There is a reason that Vance will not go to Ukraine. He is an online person. Last year at the Munich Security Conference, he refused to meet Zelens’kyi, on the justification that he knew everything he needed to know already. Then he spent time on the internet in his hotel room and posted about certain adolescent concerns.
Perhaps sensing the awkwardness of his position, Vance then shifted to yelling at Zelens’kyi that he needed to thank President Trump. Zelens’kyi obsessively thanks American and other foreign leaders for their support of Ukraine. He did so during this visit to the United States as well. What Vance seemed to mean is that Zelens’kyi needed to express his thanks then and there, whenever Vance wanted, indeed right at the moment when Vance was yelling at him, and because Vance was yelling at him. Vance was demanding that Zelens’kyi thank Trump for aid that the Biden administration gave to Ukraine, and which the Trump people were threatening to take away — and indeed at that point had almost certainly already decided to take away. The Trump policy to Ukraine, as of yesterday, was something like the following: meet with Russia without Ukraine; concede to every significant Russian demand in advance of any Russian concession and without asking Ukrainians; claim that Russia and Ukraine were jointly responsible for the war; refer to Zelens’kyi as a dictator without condemning Putin; vastly overstate the extend of previous American aid; claim Ukrainian resources as compensation for that aid. In this setting, the compulsive demand for ceaseless gratitude on demand is not only unreasonable: it shifts into the abuser’s need to be portrayed by the victim as the great benefactor.
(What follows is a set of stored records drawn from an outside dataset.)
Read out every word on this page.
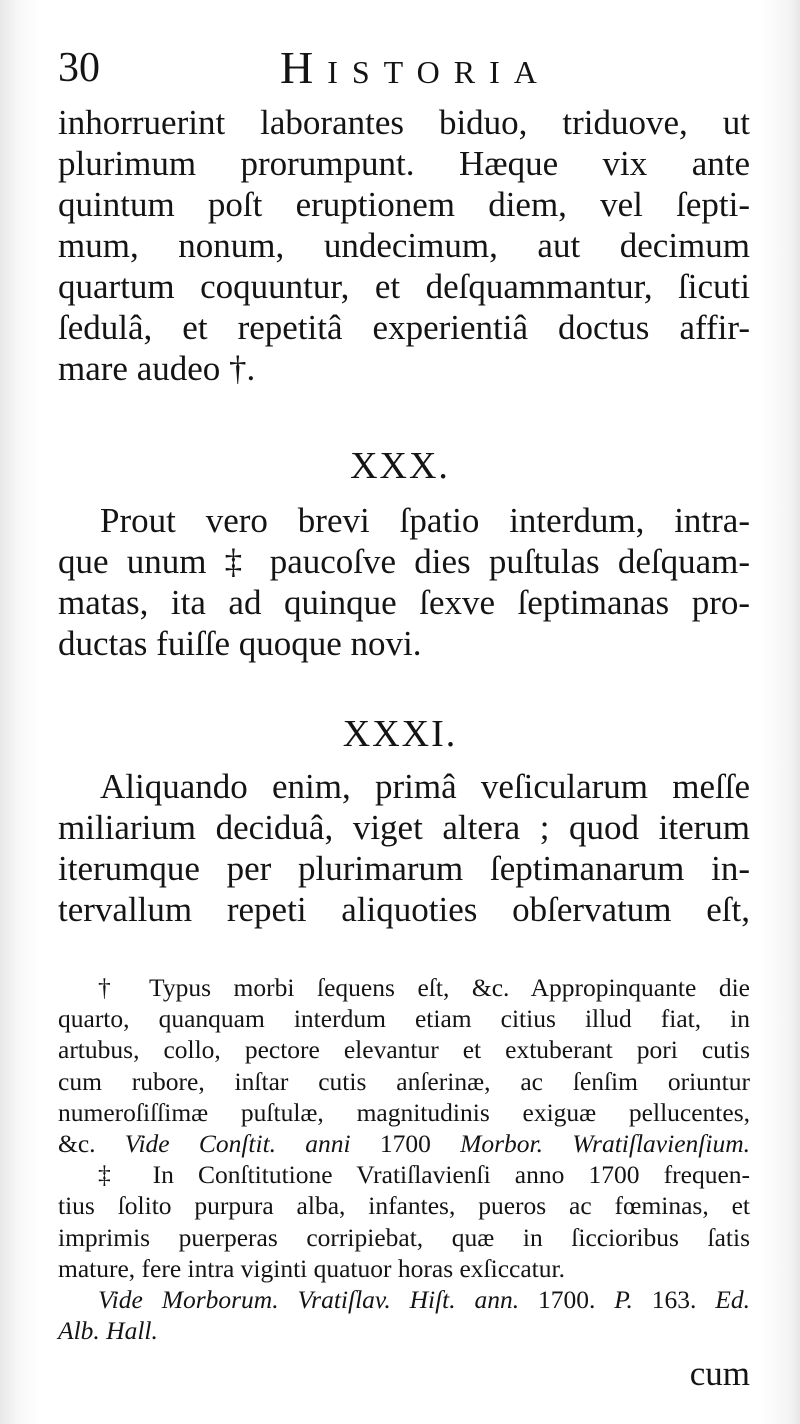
30	Historia
inhorruerint laborantes biduo, triduove, ut
plurimum prorumpunt. Hæque vix ante
quintum poſt eruptionem diem, vel ſepti-
mum, nonum, undecimum, aut decimum
quartum coquuntur, et deſquammantur, ſicuti
ſedulâ, et repetitâ experientiâ doctus affir-
mare audeo †.
XXX.
Prout vero brevi ſpatio interdum, intra-
que unum ‡ paucoſve dies puſtulas deſquam-
matas, ita ad quinque ſexve ſeptimanas pro-
ductas fuiſſe quoque novi.
XXXI.
Aliquando enim, primâ veſicularum meſſe
miliarium deciduâ, viget altera ; quod iterum
iterumque per plurimarum ſeptimanarum in-
tervallum repeti aliquoties obſervatum eſt,
† Typus morbi ſequens eſt, &c. Appropinquante die
quarto, quanquam interdum etiam citius illud fiat, in
artubus, collo, pectore elevantur et extuberant pori cutis
cum rubore, inſtar cutis anſerinæ, ac ſenſim oriuntur
numeroſiſſimæ puſtulæ, magnitudinis exiguæ pellucentes,
&c. Vide Conſtit. anni 1700 Morbor. Wratiſlavienſium.
‡ In Conſtitutione Vratiſlavienſi anno 1700 frequen-
tius ſolito purpura alba, infantes, pueros ac fœminas, et
imprimis puerperas corripiebat, quæ in ſiccioribus ſatis
mature, fere intra viginti quatuor horas exſiccatur.
Vide Morborum. Vratiſlav. Hiſt. ann. 1700. P. 163. Ed.
Alb. Hall.
cum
No doubt Ukrainians should express their thanks to Americans. As they do. But it is illogical, to say the least, for Americans not to thank Ukrainians, or to treat their courageous president as an object of contempt. The coercive ritual of gratitude hides from Americans the basic reality of what has happened these last three years.
During this war, Ukraine has delivered to the United States strategic gains that the United States could not have achieved on its own. Ukrainian resistance gave hope to people defending democracies around the world. Ukrainian soldiers were defending the basic principle of international law, which is that states are sovereign and that borders should not be changed by aggression. Ukraine in effect fulfilled the entire NATO mission, absorbing a full-scale Russian attack essentially on its own. It has deterred Chinese aggression over Taiwan, by showing how difficult offensive operations can be. It has slowed the spread of nuclear weapons, by proving that a conventional power can resist a nuclear power in a conventional war. Throughout the war, Russia has threatened to use nuclear weapons against Ukraine, and the Ukrainians have resisted the nuclear bluff. Should they be allowed to be defeated, nuclear weapons will spread around the world, both to those who wish to bluff with them, and those who will need them to resist the bluff.
The expansion of Russian power in Ukraine would mean more killing, more rape, more torture, more kidnaping of children inside Ukraine. But it would also mean that all of the strategic gains become strategic losses. Russia, rather than being prevented by Ukraine from fighting other wars, is encouraged to start new ones. China, rather than seeing an effective coalition to halt aggression, is emboldened to start wars. American endorsement of wars of aggression leads to global chaos. And everyone who can builds nuclear weapons. That is an actual scenario for a third world war, authored by the people who scripted yesterday’s attempted mugging in the White House.
The economies of American’s present allies are at least twenty times larger than the Russian economy. And Russian trade was never very important to the United States. Why would one fight trade wars with the prosperous friends in exchange for access to an essentially irrelevant market? The answer might be that the alliance with Russia is preferred for reasons that have nothing to do with American interests.
There was a logic to what happened yesterday, but it was the logic of throwing away all reason, yielding to all impulse, betraying all decency, and embracing the worst in oneself on order to bring out the worst in the world. Perhaps Musk, Trump, and Vance will personally feel better amidst American decline, Russian violence, and global chaos. Perhaps they will find it profitable. This is not much consolation for the rest of us.